From: pgut001@cs.auckland.ac.nz (Peter Gutmann)
To: aba@dcs.ex.ac.uk, cryptography@c2.net
Reply-To: pgut001@cs.auckland.ac.nz
X-Charge-To: pgut001
Date: Sun, 11 May 1997 13:21:59 (NZST)

Adam Back <aba@dcs.ex.ac.uk> writes:
 
>Peter Gutmann <pgut001@cs.auckland.ac.nz> writes:
 
>>Why not bolt something like SKEME over the top of SMTP?  This gives
>>perfect forward secrecy and authentication (and has several other
>>neat features as well, depending on your requirements).  
 
>SKEME's keys are for link security rather than object or message security.  
>If you used SKEME directly you could get forward secrecy, but the keys 
>wouldn't be owned by the user.  
 
That should be enough for bolt-on security for most people.  Assuming the 
communication is between mail hubs, each hub distributes (say) a PGP key to 
remote hubs which they're likely to communicate with[1], and uses this to 
establish a SKEME session.  For example if I wanted to send mail to you I'd 
use the key for dcs.ex.ac.uk (or whatever your mail host is) and you'd use
the one for cs.auckland.ac.nz.  This protects the link (which is where any 
interception is going to occur, if someone's compromised your local machine 
then no amount of encryption will help), and can be bolted over the top of 
whatever MTA you use (sendmail, qmail, whatever).  Having the private key used 
for authentication stored in memory is a small risk, but it can reasonably be 
assumed that the mail hub is vaguely secure, and in any case the only thing a 
compromise will give an attacker is the ability to perform a MITM attack on 
the DH exchange.
 
>Using link level security where your SMTP session was transparently tunneled 
>through an encrypted IP layer with forward secrecy would give you this 
>transparently.
 
The problem is that encrypted IP layers are kind of scarce at the moment, and 
will probably continue to be so for awhile, especially if you're outside the 
US and need to rely on US vendors for your software.  The bolt-on approach 
means you can add security to existing setups without too much trouble (just 
hack your sendmail config to go via some sort of local proxy which sets up the 
SKEME session with the remote host a la the various SSL proxies floating 
around).
 
>Email for many users is store and forward with SMTP mail hubs and POP3 
>accounts.  This class of users does not have the ability to have a 
>permanently connected IP addresses hosting with a SKEME key management 
>process running.
 
You don't need direct connectivity, since security is taken care of by the 
mail hubs (in fact direct connectivity is a problem for the majority of users 
who'll be on Wintel boxes, which aren't amenable to sendmail hacks).
 
>So perhaps you could hive off distribution of sets of short-lived keys to a 
>keyserver, or the ISP.  Say we distribute one weeks keys at a time, one key 
>per day, delete keys a day after expiry.  Or have use-once keys as in DMS.  

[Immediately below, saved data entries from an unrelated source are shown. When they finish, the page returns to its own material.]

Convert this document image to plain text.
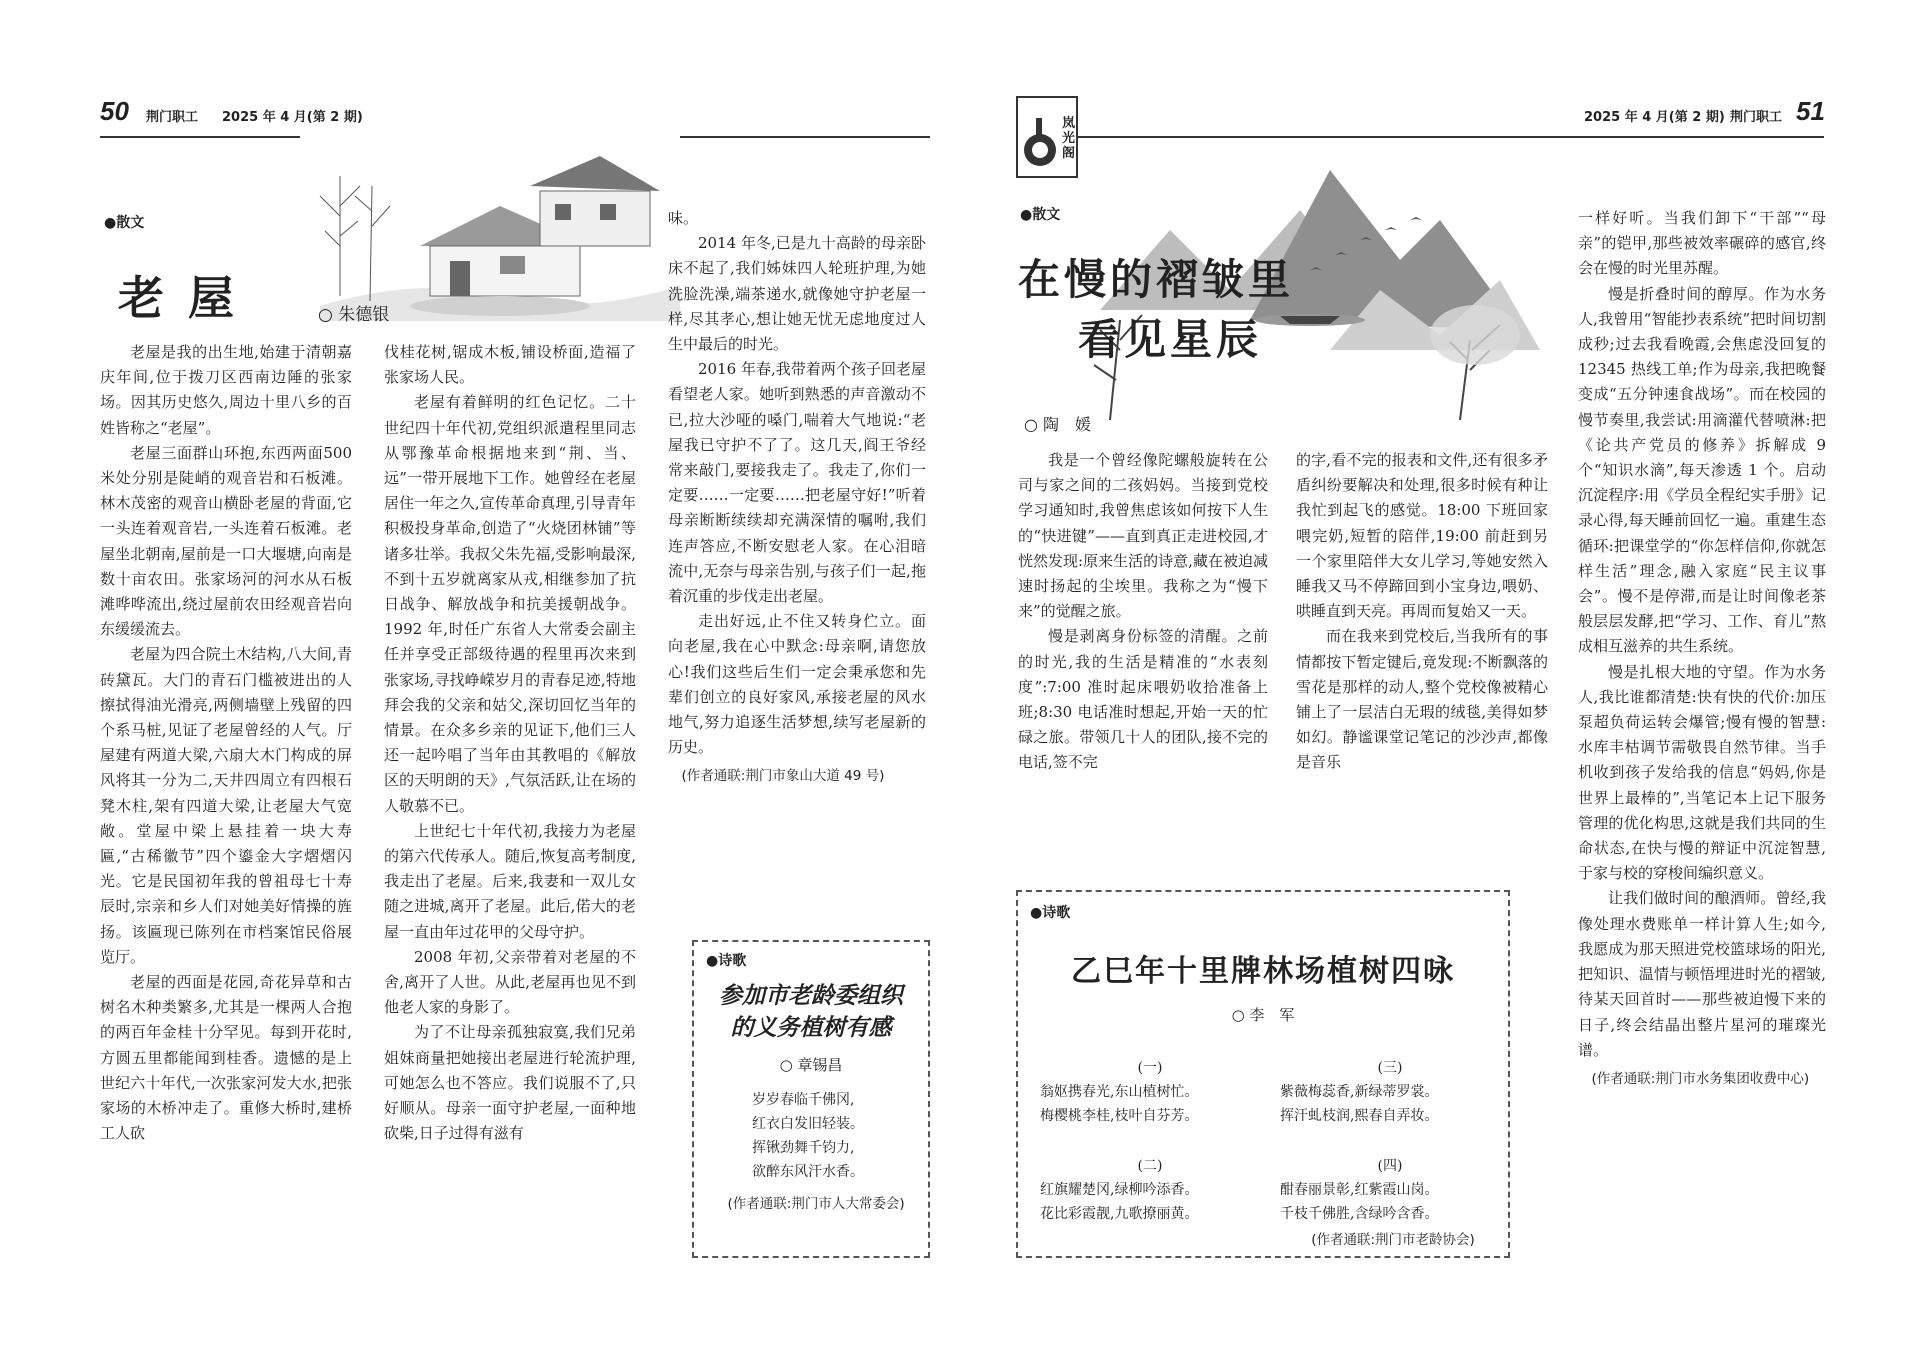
50 荆门职工 2025 年 4 月(第 2 期)
●散文
老 屋	○ 朱德银

老屋是我的出生地,始建于清朝嘉庆年间,位于拨刀区西南边陲的张家场。因其历史悠久,周边十里八乡的百姓皆称之“老屋”。

老屋三面群山环抱,东西两面500米处分别是陡峭的观音岩和石板滩。林木茂密的观音山横卧老屋的背面,它一头连着观音岩,一头连着石板滩。老屋坐北朝南,屋前是一口大堰塘,向南是数十亩农田。张家场河的河水从石板滩哗哗流出,绕过屋前农田经观音岩向东缓缓流去。

老屋为四合院土木结构,八大间,青砖黛瓦。大门的青石门槛被进出的人擦拭得油光滑亮,两侧墙壁上残留的四个系马桩,见证了老屋曾经的人气。厅屋建有两道大梁,六扇大木门构成的屏风将其一分为二,天井四周立有四根石凳木柱,架有四道大梁,让老屋大气宽敞。堂屋中梁上悬挂着一块大寿匾,“古稀徽节”四个鎏金大字熠熠闪光。它是民国初年我的曾祖母七十寿辰时,宗亲和乡人们对她美好情操的旌扬。该匾现已陈列在市档案馆民俗展览厅。

老屋的西面是花园,奇花异草和古树名木种类繁多,尤其是一棵两人合抱的两百年金桂十分罕见。每到开花时,方圆五里都能闻到桂香。遗憾的是上世纪六十年代,一次张家河发大水,把张家场的木桥冲走了。重修大桥时,建桥工人砍

伐桂花树,锯成木板,铺设桥面,造福了张家场人民。

老屋有着鲜明的红色记忆。二十世纪四十年代初,党组织派遣程里同志从鄂豫革命根据地来到“荆、当、远”一带开展地下工作。她曾经在老屋居住一年之久,宣传革命真理,引导青年积极投身革命,创造了“火烧团林铺”等诸多壮举。我叔父朱先福,受影响最深,不到十五岁就离家从戎,相继参加了抗日战争、解放战争和抗美援朝战争。1992 年,时任广东省人大常委会副主任并享受正部级待遇的程里再次来到张家场,寻找峥嵘岁月的青春足迹,特地拜会我的父亲和姑父,深切回忆当年的情景。在众多乡亲的见证下,他们三人还一起吟唱了当年由其教唱的《解放区的天明朗的天》,气氛活跃,让在场的人敬慕不已。

上世纪七十年代初,我接力为老屋的第六代传承人。随后,恢复高考制度,我走出了老屋。后来,我妻和一双儿女随之进城,离开了老屋。此后,偌大的老屋一直由年过花甲的父母守护。

2008 年初,父亲带着对老屋的不舍,离开了人世。从此,老屋再也见不到他老人家的身影了。

为了不让母亲孤独寂寞,我们兄弟姐妹商量把她接出老屋进行轮流护理,可她怎么也不答应。我们说服不了,只好顺从。母亲一面守护老屋,一面种地砍柴,日子过得有滋有

味。

2014 年冬,已是九十高龄的母亲卧床不起了,我们姊妹四人轮班护理,为她洗脸洗澡,端茶递水,就像她守护老屋一样,尽其孝心,想让她无忧无虑地度过人生中最后的时光。

2016 年春,我带着两个孩子回老屋看望老人家。她听到熟悉的声音激动不已,拉大沙哑的嗓门,喘着大气地说:“老屋我已守护不了了。这几天,阎王爷经常来敲门,要接我走了。我走了,你们一定要……一定要……把老屋守好!”听着母亲断断续续却充满深情的嘱咐,我们连声答应,不断安慰老人家。在心泪暗流中,无奈与母亲告别,与孩子们一起,拖着沉重的步伐走出老屋。

走出好远,止不住又转身伫立。面向老屋,我在心中默念:母亲啊,请您放心!我们这些后生们一定会秉承您和先辈们创立的良好家风,承接老屋的风水地气,努力追逐生活梦想,续写老屋新的历史。

(作者通联:荆门市象山大道 49 号)
●诗歌
参加市老龄委组织
的义务植树有感
○ 章锡昌
岁岁春临千佛冈,
红衣白发旧轻装。
挥锹劲舞千钧力,
欲醉东风汗水香。
(作者通联:荆门市人大常委会)
岚光阁
2025 年 4 月(第 2 期) 荆门职工 51
●散文
在慢的褶皱里
看见星辰
○ 陶　媛

我是一个曾经像陀螺般旋转在公司与家之间的二孩妈妈。当接到党校学习通知时,我曾焦虑该如何按下人生的“快进键”——直到真正走进校园,才恍然发现:原来生活的诗意,藏在被迫减速时扬起的尘埃里。我称之为“慢下来”的觉醒之旅。

慢是剥离身份标签的清醒。之前的时光,我的生活是精准的“水表刻度”:7:00 准时起床喂奶收拾准备上班;8:30 电话准时想起,开始一天的忙碌之旅。带领几十人的团队,接不完的电话,签不完

的字,看不完的报表和文件,还有很多矛盾纠纷要解决和处理,很多时候有种让我忙到起飞的感觉。18:00 下班回家喂完奶,短暂的陪伴,19:00 前赶到另一个家里陪伴大女儿学习,等她安然入睡我又马不停蹄回到小宝身边,喂奶、哄睡直到天亮。再周而复始又一天。

而在我来到党校后,当我所有的事情都按下暂定键后,竟发现:不断飘落的雪花是那样的动人,整个党校像被精心铺上了一层洁白无瑕的绒毯,美得如梦如幻。静谧课堂记笔记的沙沙声,都像是音乐

一样好听。当我们卸下“干部”“母亲”的铠甲,那些被效率碾碎的感官,终会在慢的时光里苏醒。

慢是折叠时间的醇厚。作为水务人,我曾用“智能抄表系统”把时间切割成秒;过去我看晚霞,会焦虑没回复的 12345 热线工单;作为母亲,我把晚餐变成“五分钟速食战场”。而在校园的慢节奏里,我尝试:用滴灌代替喷淋:把《论共产党员的修养》拆解成 9 个“知识水滴”,每天渗透 1 个。启动沉淀程序:用《学员全程纪实手册》记录心得,每天睡前回忆一遍。重建生态循环:把课堂学的“你怎样信仰,你就怎样生活”理念,融入家庭“民主议事会”。慢不是停滞,而是让时间像老茶般层层发酵,把“学习、工作、育儿”熬成相互滋养的共生系统。

慢是扎根大地的守望。作为水务人,我比谁都清楚:快有快的代价:加压泵超负荷运转会爆管;慢有慢的智慧:水库丰枯调节需敬畏自然节律。当手机收到孩子发给我的信息“妈妈,你是世界上最棒的”,当笔记本上记下服务管理的优化构思,这就是我们共同的生命状态,在快与慢的辩证中沉淀智慧,于家与校的穿梭间编织意义。

让我们做时间的酿酒师。曾经,我像处理水费账单一样计算人生;如今,我愿成为那天照进党校篮球场的阳光,把知识、温情与顿悟埋进时光的褶皱,待某天回首时——那些被迫慢下来的日子,终会结晶出整片星河的璀璨光谱。

(作者通联:荆门市水务集团收费中心)
●诗歌
乙巳年十里牌林场植树四咏
○ 李　军
(一)
翁妪携春光,东山植树忙。
梅樱桃李桂,枝叶自芬芳。
(二)
红旗耀楚冈,绿柳吟添香。
花比彩霞靓,九歌撩丽黄。
(三)
紫薇梅蕊香,新绿蒂罗裳。
挥汗虬枝润,熙春自弄妆。
(四)
酣春丽景彰,红紫霞山岗。
千枝千佛胜,含绿吟含香。
(作者通联:荆门市老龄协会)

>Disadvantage for dial-up users is you've got to go online and fetch an 
>up-to-date key for the recipient before posting.  For people with permanent 
>connectivity (say corporates) this will be less of a problem.
 
Key compromise isn't *really* such a big problem since it's only used for 
authentication, and SKEME allows for anonymous transfers by encrypting ID's.  

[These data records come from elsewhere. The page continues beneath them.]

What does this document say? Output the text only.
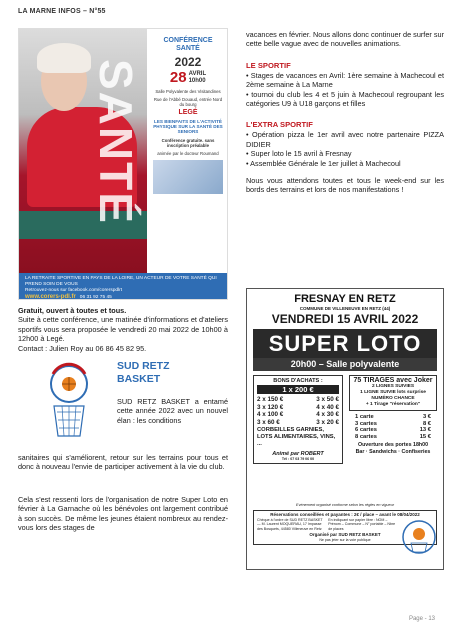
LA MARNE INFOS – N°55
SANTÉ
CONFÉRENCE SANTÉ
2022
28 AVRIL
10h00
Salle Polyvalente des Visitandines
Rue de l'Abbé Douaud, entrée Nord du bourg
LEGÉ
LES BIENFAITS DE L'ACTIVITÉ PHYSIQUE SUR LA SANTÉ DES SENIORS
Conférence gratuite. sans inscription préalable
animée par le docteur Roumand
LA RETRAITE SPORTIVE EN PAYS DE LA LOIRE, UN ACTEUR DE VOTRE SANTÉ QUI PREND SOIN DE VOUS
Retrouvez-nous sur facebook.com/corerspdlrt
www.corers-pdl.fr 06 31 92 75 45
Gratuit, ouvert à toutes et tous.
Suite à cette conférence, une matinée d'informations et d'ateliers sportifs vous sera proposée le vendredi 20 mai 2022 de 10h00 à 12h00 à Legé.
Contact : Julien Roy au 06 86 45 82 95.
SUD RETZ
BASKET
SUD RETZ BASKET a entamé cette année 2022 avec un nouvel élan : les conditions
sanitaires qui s'améliorent, retour sur les terrains pour tous et donc à nouveau l'envie de participer activement à la vie du club.
Cela s'est ressenti lors de l'organisation de notre Super Loto en février à La Garnache où les bénévoles ont largement contribué à son succès. De même les jeunes étaient nombreux au rendez-vous lors des stages de
vacances en février. Nous allons donc continuer de surfer sur cette belle vague avec de nouvelles animations.
LE SPORTIF
• Stages de vacances en Avril: 1ère semaine à Machecoul et 2ème semaine à La Marne
• tournoi du club les 4 et 5 juin à Machecoul regroupant les catégories U9 à U18 garçons et filles
L'EXTRA SPORTIF
• Opération pizza le 1er avril avec notre partenaire PIZZA DIDIER
• Super loto le 15 avril à Fresnay
• Assemblée Générale le 1er juillet à Machecoul
Nous vous attendons toutes et tous le week-end sur les bords des terrains et lors de nos manifestations !
FRESNAY EN RETZ
COMMUNE DE VILLENEUVE EN RETZ (44)
VENDREDI 15 AVRIL 2022
SUPER LOTO
20h00 – Salle polyvalente
BONS D'ACHATS :
1 x 200 €
2 x 150 €	3 x 50 €
3 x 120 €	4 x 40 €
4 x 100 €	4 x 30 €
3 x 60 €	3 x 20 €
CORBEILLES GARNIES, LOTS ALIMENTAIRES, VINS, ...
Animé par ROBERT
Tél : 07 03 79 06 00
75 TIRAGES avec Joker
2 LIGNES SUIVIES
1 LIGNE SUIVIE lots surprise
NUMÉRO CHANCE
+ 1 Tirage "réservation"
1 carte	3 €
3 cartes	8 €
6 cartes	13 €
8 cartes	15 €
Ouverture des portes 18h00
Bar · Sandwichs · Confiseries
Evénement organisé conforme selon les règles en vigueur
Réservations conseillées et payantes : 2€ / place – avant le 08/04/2022
Chèque à l'ordre de SUD RETZ BASKET — M. Laurent MOQUERAU, 17 Impasse des Bosquets, 44580 Villeneuve en Retz
En indiquant sur papier libre : NOM – Prénom – Commune – N° portable – Nbre de places
Organisé par SUD RETZ BASKET
Ne pas jeter sur la voie publique
Page - 13
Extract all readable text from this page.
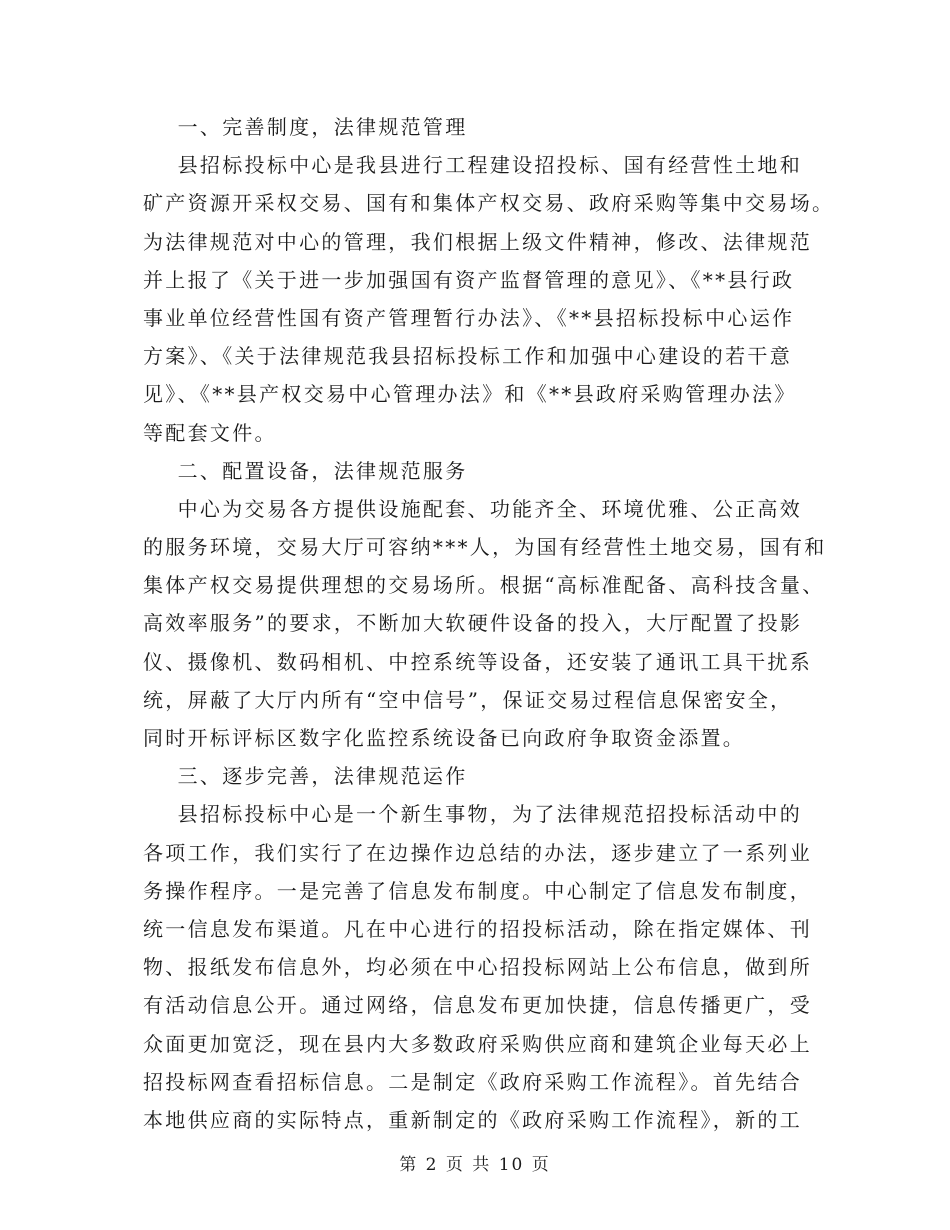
一、完善制度，法律规范管理
县招标投标中心是我县进行工程建设招投标、国有经营性土地和
矿产资源开采权交易、国有和集体产权交易、政府采购等集中交易场。
为法律规范对中心的管理，我们根据上级文件精神，修改、法律规范
并上报了《关于进一步加强国有资产监督管理的意见》、《**县行政
事业单位经营性国有资产管理暂行办法》、《**县招标投标中心运作
方案》、《关于法律规范我县招标投标工作和加强中心建设的若干意
见》、《**县产权交易中心管理办法》和《**县政府采购管理办法》
等配套文件。
二、配置设备，法律规范服务
中心为交易各方提供设施配套、功能齐全、环境优雅、公正高效
的服务环境，交易大厅可容纳***人，为国有经营性土地交易，国有和
集体产权交易提供理想的交易场所。根据“高标准配备、高科技含量、
高效率服务”的要求，不断加大软硬件设备的投入，大厅配置了投影
仪、摄像机、数码相机、中控系统等设备，还安装了通讯工具干扰系
统，屏蔽了大厅内所有“空中信号”，保证交易过程信息保密安全，
同时开标评标区数字化监控系统设备已向政府争取资金添置。
三、逐步完善，法律规范运作
县招标投标中心是一个新生事物，为了法律规范招投标活动中的
各项工作，我们实行了在边操作边总结的办法，逐步建立了一系列业
务操作程序。一是完善了信息发布制度。中心制定了信息发布制度，
统一信息发布渠道。凡在中心进行的招投标活动，除在指定媒体、刊
物、报纸发布信息外，均必须在中心招投标网站上公布信息，做到所
有活动信息公开。通过网络，信息发布更加快捷，信息传播更广，受
众面更加宽泛，现在县内大多数政府采购供应商和建筑企业每天必上
招投标网查看招标信息。二是制定《政府采购工作流程》。首先结合
本地供应商的实际特点，重新制定的《政府采购工作流程》，新的工
第 2 页 共 10 页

If necessary though the SKEME process running on the hub could refresh keys as 
required.  Would it really be necessary to switch authentication keys this 
often?  Breaking into a mail hub, stealing an in-memory key, and then 
performing a MITM attack on the SKEME session is a fairly nontrivial task.
 
Peter.
 
[1] This description of events hides a lot of detail.